A: I was just about to turn 7 in 1962 when the Mets brought National League baseball back to New York. My father, who had been a big Brooklyn Dodgers fan, took that opportunity to introduce me to the game. He took me to several games at the Polo Grounds that historically loss-filled season but, amazingly — or should I say "amazingly"? — the Mets won every game we saw together!

Q: What is it about the sport that resonates with you?

A: I love just about everything about baseball. I love its leisurely pace — OK boomer! I love how it fills months of the year from mid-February through October, kind of like a soundtrack playing along with the rest of life. I love how you can follow it intensely or casually but pretty much anytime you want it — present times excepted, of course — it's there for you to enjoy … in person, on TV, on the radio, in the newspaper. It's also one of the few things I can have on the TV or radio while I'm studying music.
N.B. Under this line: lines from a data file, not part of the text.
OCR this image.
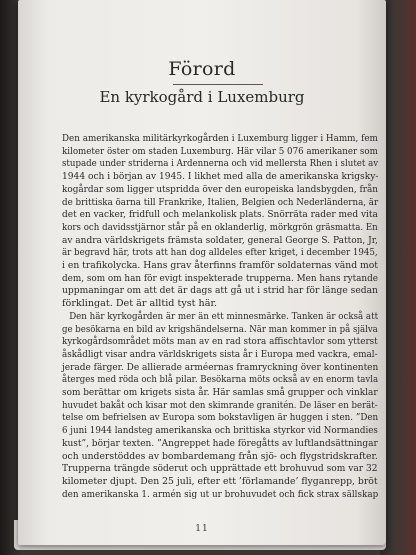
Förord
En kyrkogård i Luxemburg
Den amerikanska militärkyrkogården i Luxemburg ligger i Hamm, fem
kilometer öster om staden Luxemburg. Här vilar 5 076 amerikaner som
stupade under striderna i Ardennerna och vid mellersta Rhen i slutet av
1944 och i början av 1945. I likhet med alla de amerikanska krigsky-
kogårdar som ligger utspridda över den europeiska landsbygden, från
de brittiska öarna till Frankrike, Italien, Belgien och Nederländerna, är
det en vacker, fridfull och melankolisk plats. Snörräta rader med vita
kors och davidsstjärnor står på en oklanderlig, mörkgrön gräsmatta. En
av andra världskrigets främsta soldater, general George S. Patton, Jr,
är begravd här, trots att han dog alldeles efter kriget, i december 1945,
i en trafikolycka. Hans grav återfinns framför soldaternas vänd mot
dem, som om han för evigt inspekterade trupperna. Men hans rytande
uppmaningar om att det är dags att gå ut i strid har för länge sedan
förklingat. Det är alltid tyst här.
Den här kyrkogården är mer än ett minnesmärke. Tanken är också att
ge besökarna en bild av krigshändelserna. När man kommer in på själva
kyrkogårdsområdet möts man av en rad stora affischtavlor som ytterst
åskådligt visar andra världskrigets sista år i Europa med vackra, emal-
jerade färger. De allierade arméernas framryckning över kontinenten
återges med röda och blå pilar. Besökarna möts också av en enorm tavla
som berättar om krigets sista år. Här samlas små grupper och vinklar
huvudet bakåt och kisar mot den skimrande granitén. De läser en berät-
telse om befrielsen av Europa som bokstavligen är huggen i sten. ”Den
6 juni 1944 landsteg amerikanska och brittiska styrkor vid Normandies
kust”, börjar texten. ”Angreppet hade föregåtts av luftlandsättningar
och understöddes av bombardemang från sjö- och flygstridskrafter.
Trupperna trängde söderut och upprättade ett brohuvud som var 32
kilometer djupt. Den 25 juli, efter ett ’förlamande’ flyganrepp, bröt
den amerikanska 1. armén sig ut ur brohuvudet och fick strax sällskap
11
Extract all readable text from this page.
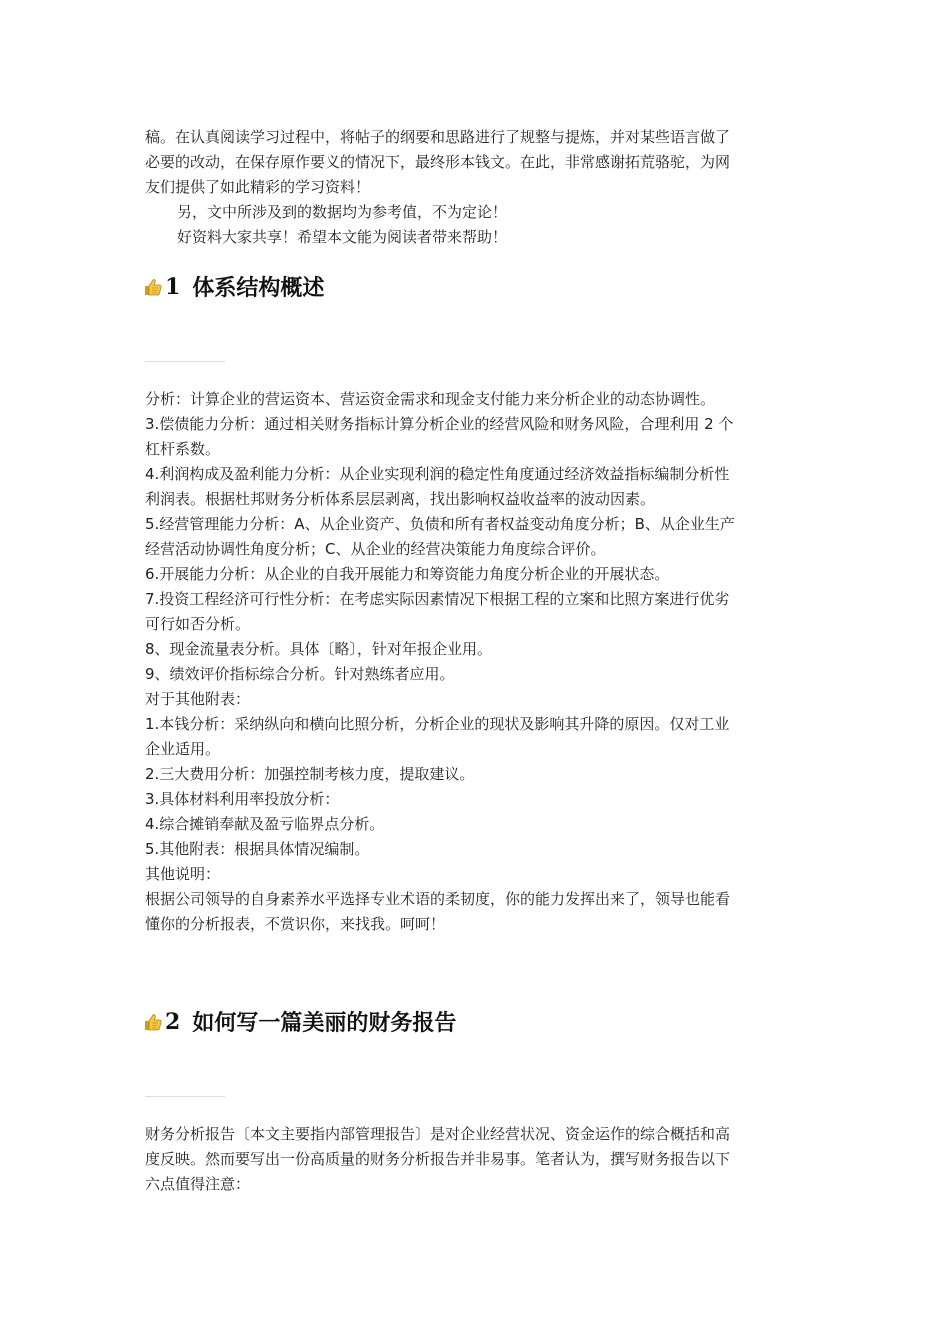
稿。在认真阅读学习过程中，将帖子的纲要和思路进行了规整与提炼，并对某些语言做了
必要的改动，在保存原作要义的情况下，最终形本钱文。在此，非常感谢拓荒骆驼，为网
友们提供了如此精彩的学习资料！
另，文中所涉及到的数据均为参考值，不为定论！
好资料大家共享！希望本文能为阅读者带来帮助！
1 体系结构概述
分析：计算企业的营运资本、营运资金需求和现金支付能力来分析企业的动态协调性。
3.偿债能力分析：通过相关财务指标计算分析企业的经营风险和财务风险，合理利用 2 个
杠杆系数。
4.利润构成及盈利能力分析：从企业实现利润的稳定性角度通过经济效益指标编制分析性
利润表。根据杜邦财务分析体系层层剥离，找出影响权益收益率的波动因素。
5.经营管理能力分析：A、从企业资产、负债和所有者权益变动角度分析；B、从企业生产
经营活动协调性角度分析；C、从企业的经营决策能力角度综合评价。
6.开展能力分析：从企业的自我开展能力和筹资能力角度分析企业的开展状态。
7.投资工程经济可行性分析：在考虑实际因素情况下根据工程的立案和比照方案进行优劣
可行如否分析。
8、现金流量表分析。具体〔略〕，针对年报企业用。
9、绩效评价指标综合分析。针对熟练者应用。
对于其他附表：
1.本钱分析：采纳纵向和横向比照分析，分析企业的现状及影响其升降的原因。仅对工业
企业适用。
2.三大费用分析：加强控制考核力度，提取建议。
3.具体材料利用率投放分析：
4.综合摊销奉献及盈亏临界点分析。
5.其他附表：根据具体情况编制。
其他说明：
根据公司领导的自身素养水平选择专业术语的柔韧度，你的能力发挥出来了，领导也能看
懂你的分析报表，不赏识你，来找我。呵呵！
2 如何写一篇美丽的财务报告
财务分析报告〔本文主要指内部管理报告〕是对企业经营状况、资金运作的综合概括和高
度反映。然而要写出一份高质量的财务分析报告并非易事。笔者认为，撰写财务报告以下
六点值得注意：
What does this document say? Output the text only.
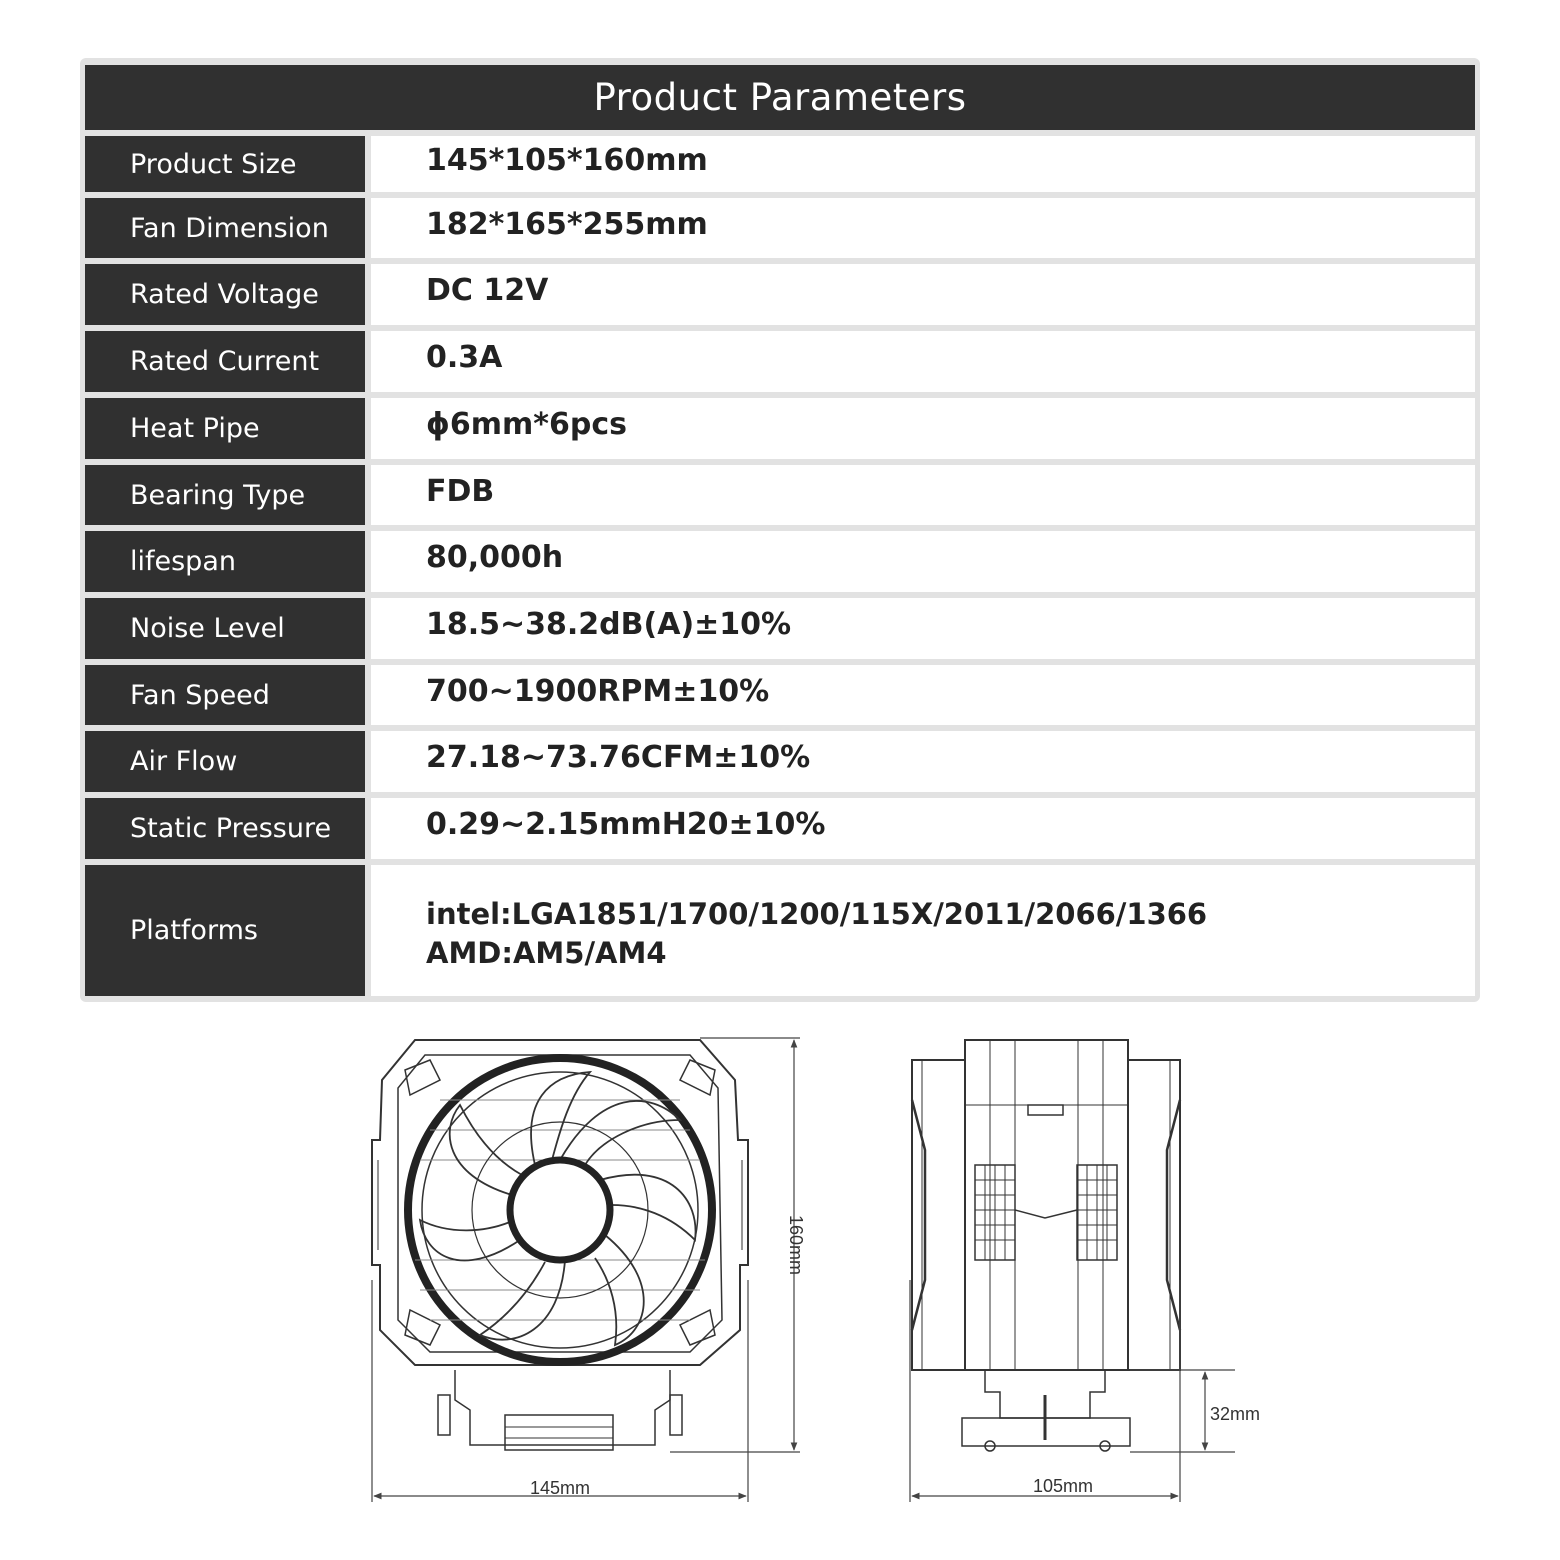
Product Parameters
Product Size	145*105*160mm
Fan Dimension	182*165*255mm
Rated Voltage	DC 12V
Rated Current	0.3A
Heat Pipe	ϕ6mm*6pcs
Bearing Type	FDB
lifespan	80,000h
Noise Level	18.5~38.2dB(A)±10%
Fan Speed	700~1900RPM±10%
Air Flow	27.18~73.76CFM±10%
Static Pressure	0.29~2.15mmH20±10%
Platforms	intel:LGA1851/1700/1200/115X/2011/2066/1366
AMD:AM5/AM4
145mm
160mm
105mm
32mm
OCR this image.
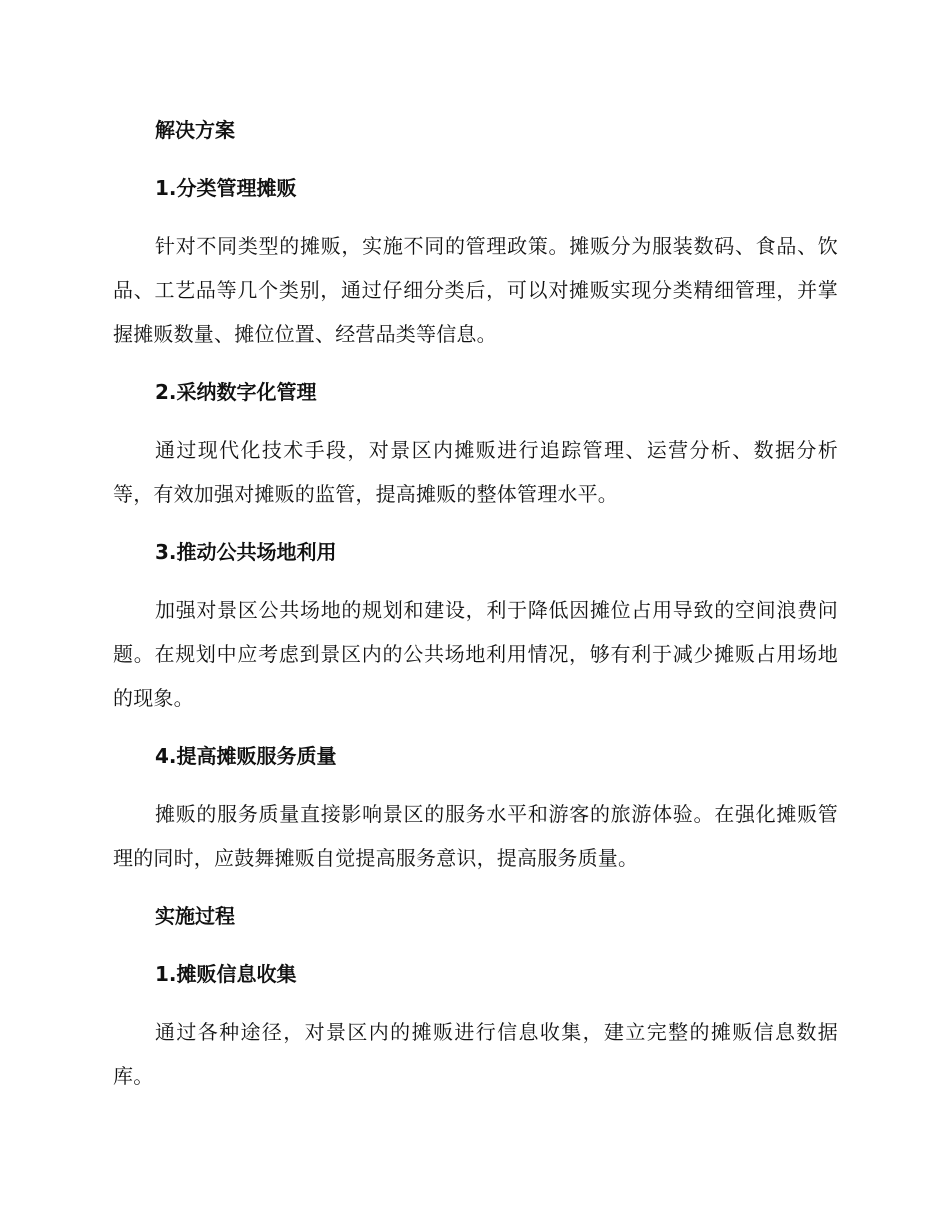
解决方案
1.分类管理摊贩

针对不同类型的摊贩，实施不同的管理政策。摊贩分为服装数码、食品、饮品、工艺品等几个类别，通过仔细分类后，可以对摊贩实现分类精细管理，并掌握摊贩数量、摊位位置、经营品类等信息。

2.采纳数字化管理

通过现代化技术手段，对景区内摊贩进行追踪管理、运营分析、数据分析等，有效加强对摊贩的监管，提高摊贩的整体管理水平。

3.推动公共场地利用

加强对景区公共场地的规划和建设，利于降低因摊位占用导致的空间浪费问题。在规划中应考虑到景区内的公共场地利用情况，够有利于减少摊贩占用场地的现象。

4.提高摊贩服务质量

摊贩的服务质量直接影响景区的服务水平和游客的旅游体验。在强化摊贩管理的同时，应鼓舞摊贩自觉提高服务意识，提高服务质量。

实施过程
1.摊贩信息收集

通过各种途径，对景区内的摊贩进行信息收集，建立完整的摊贩信息数据库。
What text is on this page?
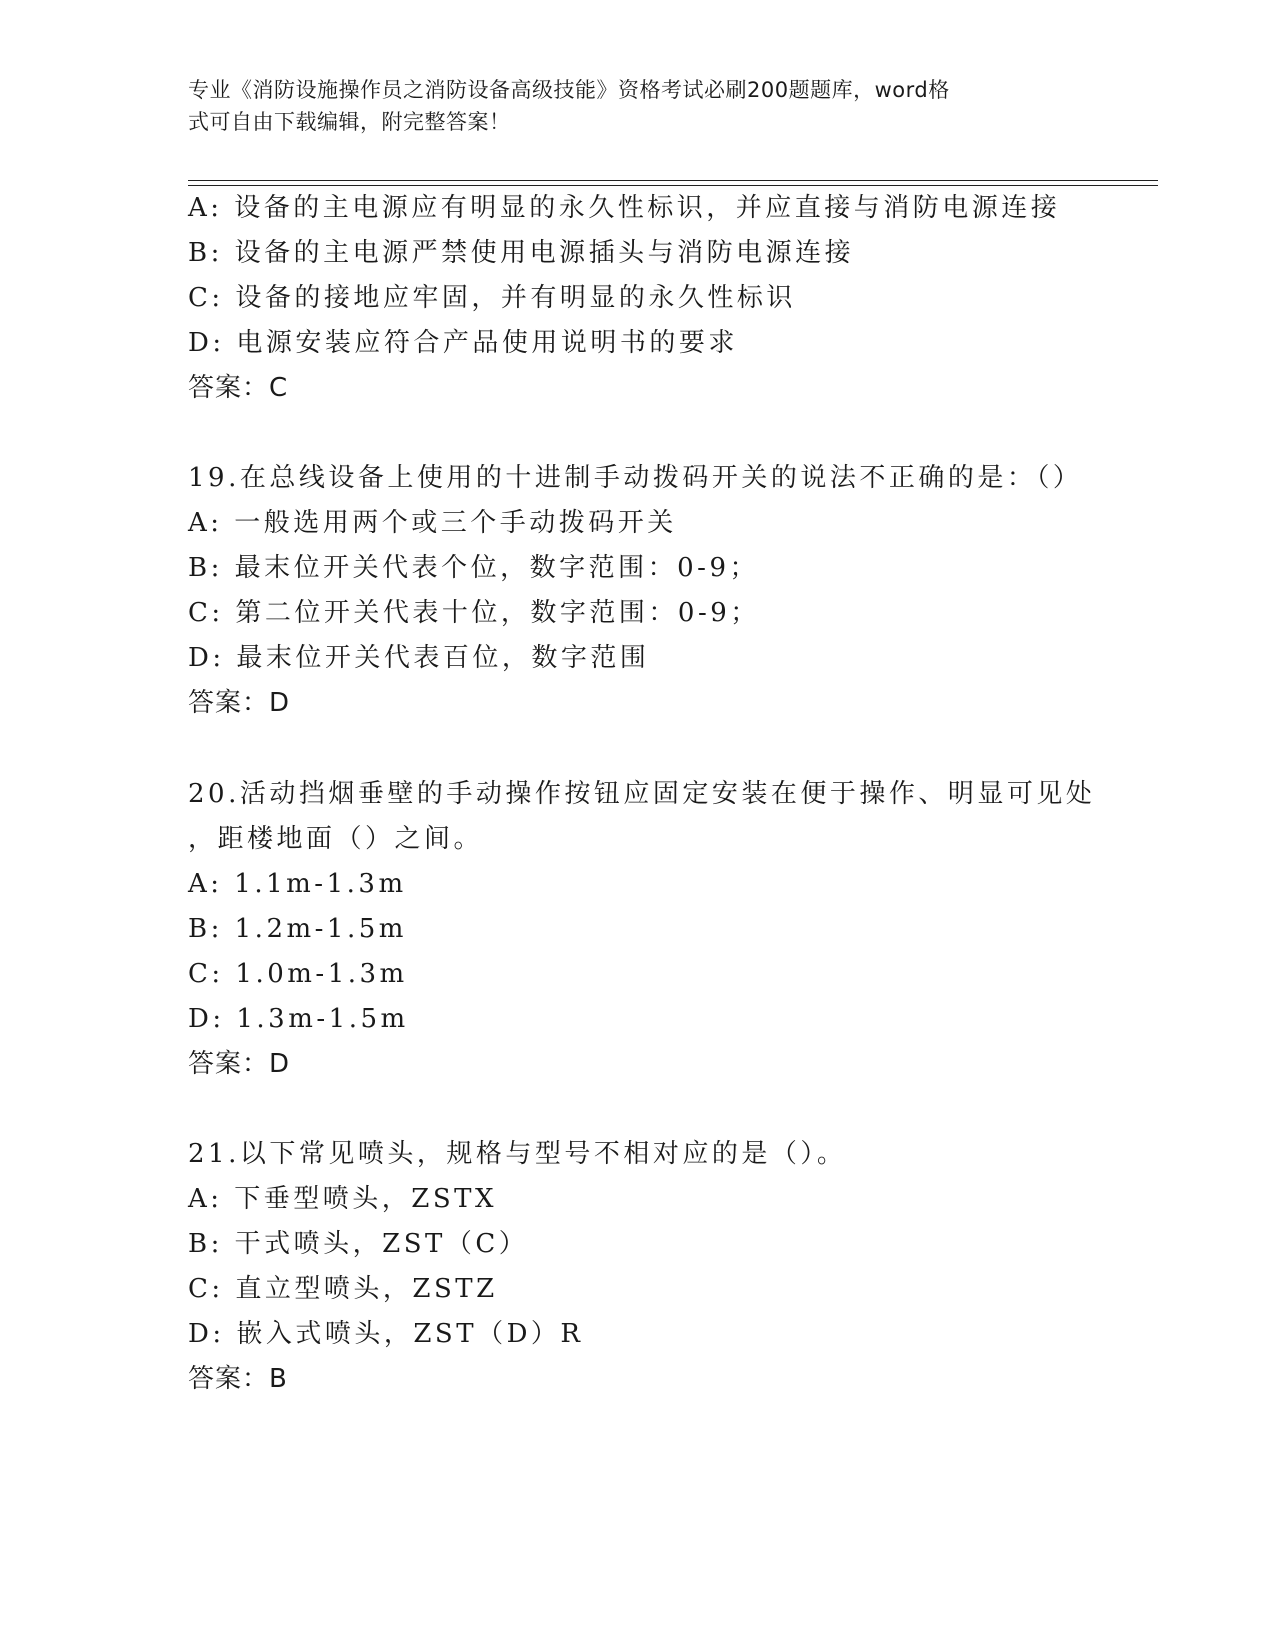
专业《消防设施操作员之消防设备高级技能》资格考试必刷200题题库，word格
式可自由下载编辑，附完整答案！
A: 设备的主电源应有明显的永久性标识，并应直接与消防电源连接
B: 设备的主电源严禁使用电源插头与消防电源连接
C: 设备的接地应牢固，并有明显的永久性标识
D: 电源安装应符合产品使用说明书的要求
答案：C
19.在总线设备上使用的十进制手动拨码开关的说法不正确的是：（）
A: 一般选用两个或三个手动拨码开关
B: 最末位开关代表个位，数字范围：0-9；
C: 第二位开关代表十位，数字范围：0-9；
D: 最末位开关代表百位，数字范围
答案：D
20.活动挡烟垂壁的手动操作按钮应固定安装在便于操作、明显可见处
，距楼地面（）之间。
A: 1.1m-1.3m
B: 1.2m-1.5m
C: 1.0m-1.3m
D: 1.3m-1.5m
答案：D
21.以下常见喷头，规格与型号不相对应的是（）。
A: 下垂型喷头，ZSTX
B: 干式喷头，ZST（C）
C: 直立型喷头，ZSTZ
D: 嵌入式喷头，ZST（D）R
答案：B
There isn't that much to compete with the music I'm working with in my head. Sure, there's the home team's organist — or, nowadays DJ — playing something in the background from time to time but it's not going constantly.

Q: Anything else you’d like to add about baseball?

A: Like everything else that we all loved about our pre-COVID days, I hope baseball's back soon. I've got a stash of DVDs of archival games I can watch when I'm really jonesing for some hardball, but those will take me only so far.